If we look at the clinical status of the patient with organic MR, I think your conclusion is pretty good. We should be more aggressive in this group and especially in patients with bad ejection fraction. But in view of the fact that, first of all, a patient with aortic stenosis and very often a diastolic dysfunction and a hypertrophic left ventricle, their contractile reserve when there is myocardial regurg may be lost quicker; in view of the fact that it is an easy and a quick fix in the functional group, and in view of the fact that if you have to go back later on, it becomes a terribly difficult operation, don’t you think actually that we should be way more aggressive in the group, the functional group, where the MR is grade 3, grade 2, and where there is deterioration of the left ventricular function?
Dr Takeda: I think that there are still concerns about the treatment of mild-to-moderate functional MR in patients with aortic valve disease because, as we all know, the degree of functional MR decreases after isolated aortic valve replacement in most patients. In our results, functional MR decreased in 70% of patients. But unfortunately, we could not predict which patients will benefit from only isolated aortic valve replacement. At least in our small series, patients with heart failure symptoms and mild-to-moderate functional MR had significantly reduced left ventricular function compared with those without heart failure symptoms. So I think patients with symptomatic mild-to-moderate functional MR, had already more advanced cardiac disease. Therefore we should not underestimate the degree of mitral regurgitation in such patients, because many papers show that the existence of mild-to-moderate functional MR imposes a dismal prognosis on patients with left ventricular dysfunction.
So from our results we should more aggressively perform annuloplasty procedure, because many papers, including Dr Dion's, show that annuloplasty itself can be performed with a low operative mortality, even in high risk patients.
Dr K. Fukamachi (Cleveland, Ohio, USA): I have a question on your last conclusion that concomitant mitral valve surgery is warranted. Do you have the data from the patients with left ventricular dysfunction with concomitant mitral valve surgery that shows better results than this group?
Dr Takeda: I’m sorry that I have actually no available data about that. But, in the near future, technology advancement including percutaneous valve procedures enables us to easily perform double valve procedures in very high risk patients with left ventricular dysfunction.
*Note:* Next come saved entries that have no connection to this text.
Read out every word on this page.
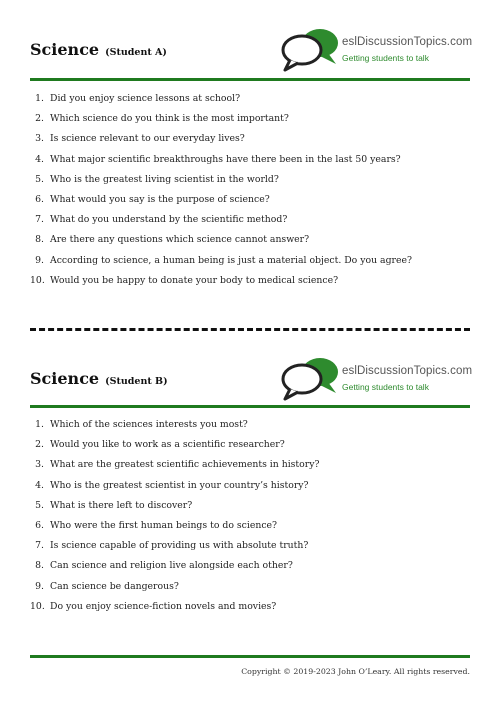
Science (Student A)
eslDiscussionTopics.com
Getting students to talk
1. Did you enjoy science lessons at school?
2. Which science do you think is the most important?
3. Is science relevant to our everyday lives?
4. What major scientific breakthroughs have there been in the last 50 years?
5. Who is the greatest living scientist in the world?
6. What would you say is the purpose of science?
7. What do you understand by the scientific method?
8. Are there any questions which science cannot answer?
9. According to science, a human being is just a material object. Do you agree?
10. Would you be happy to donate your body to medical science?
Science (Student B)
eslDiscussionTopics.com
Getting students to talk
1. Which of the sciences interests you most?
2. Would you like to work as a scientific researcher?
3. What are the greatest scientific achievements in history?
4. Who is the greatest scientist in your country’s history?
5. What is there left to discover?
6. Who were the first human beings to do science?
7. Is science capable of providing us with absolute truth?
8. Can science and religion live alongside each other?
9. Can science be dangerous?
10. Do you enjoy science-fiction novels and movies?
Copyright © 2019-2023 John O’Leary. All rights reserved.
Dr G. Mani (New Delhi, India): I’m just wondering whether perioperative transesophageal echocardiography done after aortic valve replacement and then reassessing the MR, especially in functional MR, would be a better strategy?
Dr Takeda: We reassess just after the operation the degree of mitral regurgitation. We analyse the degree of residual MR. But in functional MR groups, the degree of improvement is stable in the late period.
Dr Mani: We have observed that in functional MR after aortic valve replacement especially for aortic stenosis. And it does regress, and then you can do away with doing anything to the MR, after aortic valve replacement.
Dr Takeda: In group 1 patients?
Dr Mani: Yes.
Dr Takeda: In group 1 patients, no patients required reoperation due to progression of MR in the late period. In group 2 patients, however, about 7% of patients developed moderate to severe MR and two patients required mitral valve surgery in the late period.